CalPERs private equity stakes under microscope

November 19, 2008

London-based private equity research firm Preqin has been busy crunching numbers from historical sales of pension fund giant CalPERS’ private equity assets.

The California pension fund sold $2.1 billion of private equity assets in late 2007 in the secondary market — which trades private equity stakes between the pension funds and endowment funds that want to exit or buy.

CalPERS updated information on its Website earlier this week giving fund data up to June 30. The tables are detailed, and forensic work is needed to work out the funds exited or bought into. Preqin said in a press release today that the net asset value of funds sold equates to 9 percent of CalPERs overall portfolio, and calculates the remaining value of its private equity portfolio at $21.5 billion.

Preqin said the majority of fund interests sold feature in the third and bottom quartiles of Preqin’s private equity benchmarks, however, the sale did include some top performing funds. 

The best performing fund interest sold was in Doughty Hanson Fund II, a buyout fund of vintage 1995 with a net IRR of 46.3 percent, Preqin said. It said the worst performing fund interest sold was in American River Ventures I, a 2001 vintage fund with net IRR of -27.7 percent. Preqin said the sales mainly included venture funds of vintages 2000 and 2001.

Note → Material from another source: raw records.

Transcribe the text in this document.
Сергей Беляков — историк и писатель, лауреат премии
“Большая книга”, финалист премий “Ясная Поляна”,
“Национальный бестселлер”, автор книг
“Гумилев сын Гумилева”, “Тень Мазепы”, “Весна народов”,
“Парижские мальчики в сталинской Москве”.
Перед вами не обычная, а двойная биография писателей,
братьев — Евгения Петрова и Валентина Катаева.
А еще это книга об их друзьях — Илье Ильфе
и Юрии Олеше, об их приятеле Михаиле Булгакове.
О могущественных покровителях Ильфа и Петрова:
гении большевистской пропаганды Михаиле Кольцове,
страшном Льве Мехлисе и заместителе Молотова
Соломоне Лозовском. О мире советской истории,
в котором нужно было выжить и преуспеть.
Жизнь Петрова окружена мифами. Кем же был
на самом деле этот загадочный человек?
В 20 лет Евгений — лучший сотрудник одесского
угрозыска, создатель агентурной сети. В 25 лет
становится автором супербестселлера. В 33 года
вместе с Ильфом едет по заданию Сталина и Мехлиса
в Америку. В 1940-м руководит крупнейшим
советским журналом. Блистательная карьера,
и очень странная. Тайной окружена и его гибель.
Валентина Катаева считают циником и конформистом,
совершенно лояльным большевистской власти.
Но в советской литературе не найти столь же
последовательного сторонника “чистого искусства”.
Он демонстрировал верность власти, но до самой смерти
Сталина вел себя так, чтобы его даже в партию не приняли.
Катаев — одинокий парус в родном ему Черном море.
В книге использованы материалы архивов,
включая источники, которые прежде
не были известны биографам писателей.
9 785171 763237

Calpers didn’t confirm Preqin’s calculations. The pension fund said it couldn’t specify how much more it gained from the sale in 2007, when the market was peaking, than if it had tried to sell it today.
But Leon Shahinian, Senior Investment Officer at CalPERS private equity program, said via an email from CalPERS spokesman: “In today’s market, we would have had hundreds of millions in losses.”

The pension fund said that its strategy dated back to late 2005, when its Alternative Investment Management program (AIM) presented a strategic plan to the CalPERS Board to lessen the administrative burden of having so many funds to oversee, and to optimize long-term private equity performance.

In 2006, it hired UBS Investment Bank to scrub its private equity portfolio and develop a list to sell. At that time, it had investments in several hundred funds.

The inital sale of the $2.1 billion assets — which were sold in the secondary market and not all in one go — was in the third quarter of 2007, when the Dow was ranging between 13,000 to 14,000.
CalPERS said there were 80 partnerships in this portfolio and 60 different general partnership relationships, diversified over various private equity sectors such as venture capital, distressed, buyouts, etc. Sales were completed in the fourth quarter of 2007.

The secondary market for private equity has heated up as equity markets have slid, meaning pension fund allocations to private equity have grown proportionally and now need to be rebalanced, as the FT points out in its Lex column today.